Genocide: It’s time for France to come clean

The new French Government would be doing itself a favor were it to drop Paris’ persistent and increasingly untenable denial of the reality that is so clear to the rest of the world of the complicity of officials in the highest echelons of the state in the Genocide against the Tutsi.
A group of 'Interahamawe' recruits carrying model rifles march down a road as a French soldier looks on. / Internet photo
A group of 'Interahamawe' recruits carrying model rifles march down a road as a French soldier looks on. / Internet photo

Editor,

RE: “Can UN confront France over Genocide against the Tutsi?” (The New Times, July 3).

 

The new French Government would be doing itself a favor were it to drop Paris’ persistent and increasingly untenable denial of the reality that is so clear to the rest of the world of the complicity of officials in the highest echelons of the state in the Genocide against the Tutsi. Too much incontrovertible and mounting evidence of that complicity exists for France to continue to deny it without adding ridicule to its guilt for its active role before, during and after in the most heinous crime known to humanity.

 

Officials in Paris can deny their Government’s role in that Genocide until they are blue in the face; they can try to shut down their accusers and undertake all sorts of underhand campaigns to try and shift blame for the Genocide on its victims and those who stopped it. They can attempt to deflect attention from the Genocide in which they were actively involved to a fictionalized account of who was responsible for bringing down President Juvenal Habyarimana’s aircraft, straining to perform the prestidigital trick of shifting attention from the Genocide to the aircraft crash and assert that it is that crash that caused the Genocide, but ‘les faits sont vraiment tetûs!’

 

No matter how much Paris does to try to change the subject, the more than a million destroyed lives will not be shut down; their voices from the other world will continue to haunt France unless that country comes to terms with its guilt, which the rest of the world is fully aware of.
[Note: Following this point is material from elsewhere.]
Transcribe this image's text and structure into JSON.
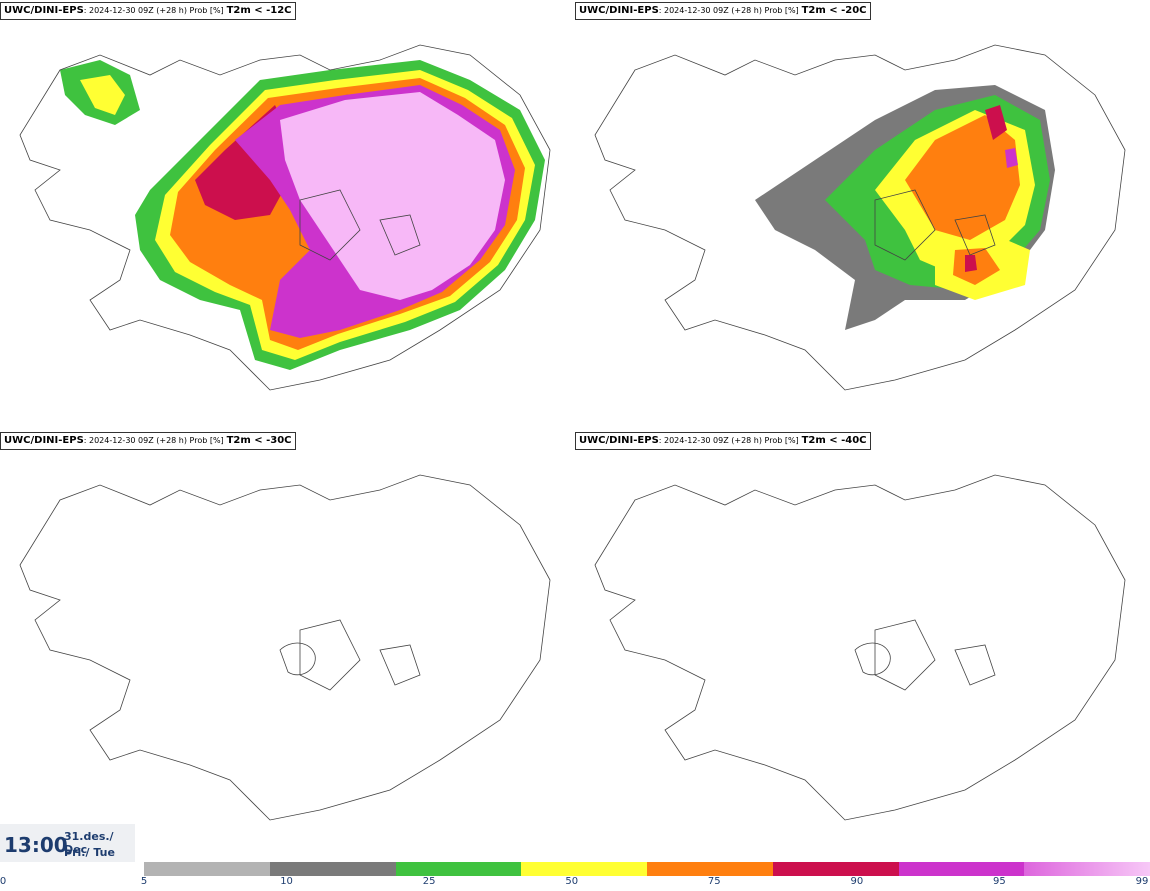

The inability to do so and to make honorable amends for its role in the deaths mean France’s ability to move on will continue to be all but impossible. No amount of effort Paris puts in silencing the ghosts of its crime as well as the living who continue to point fingers of accusation at France for its guilt will succeed; the crime is just too monstrous to be covered up.

Better that Paris owns up, and disowns those who have dragged France’s name in so much blood.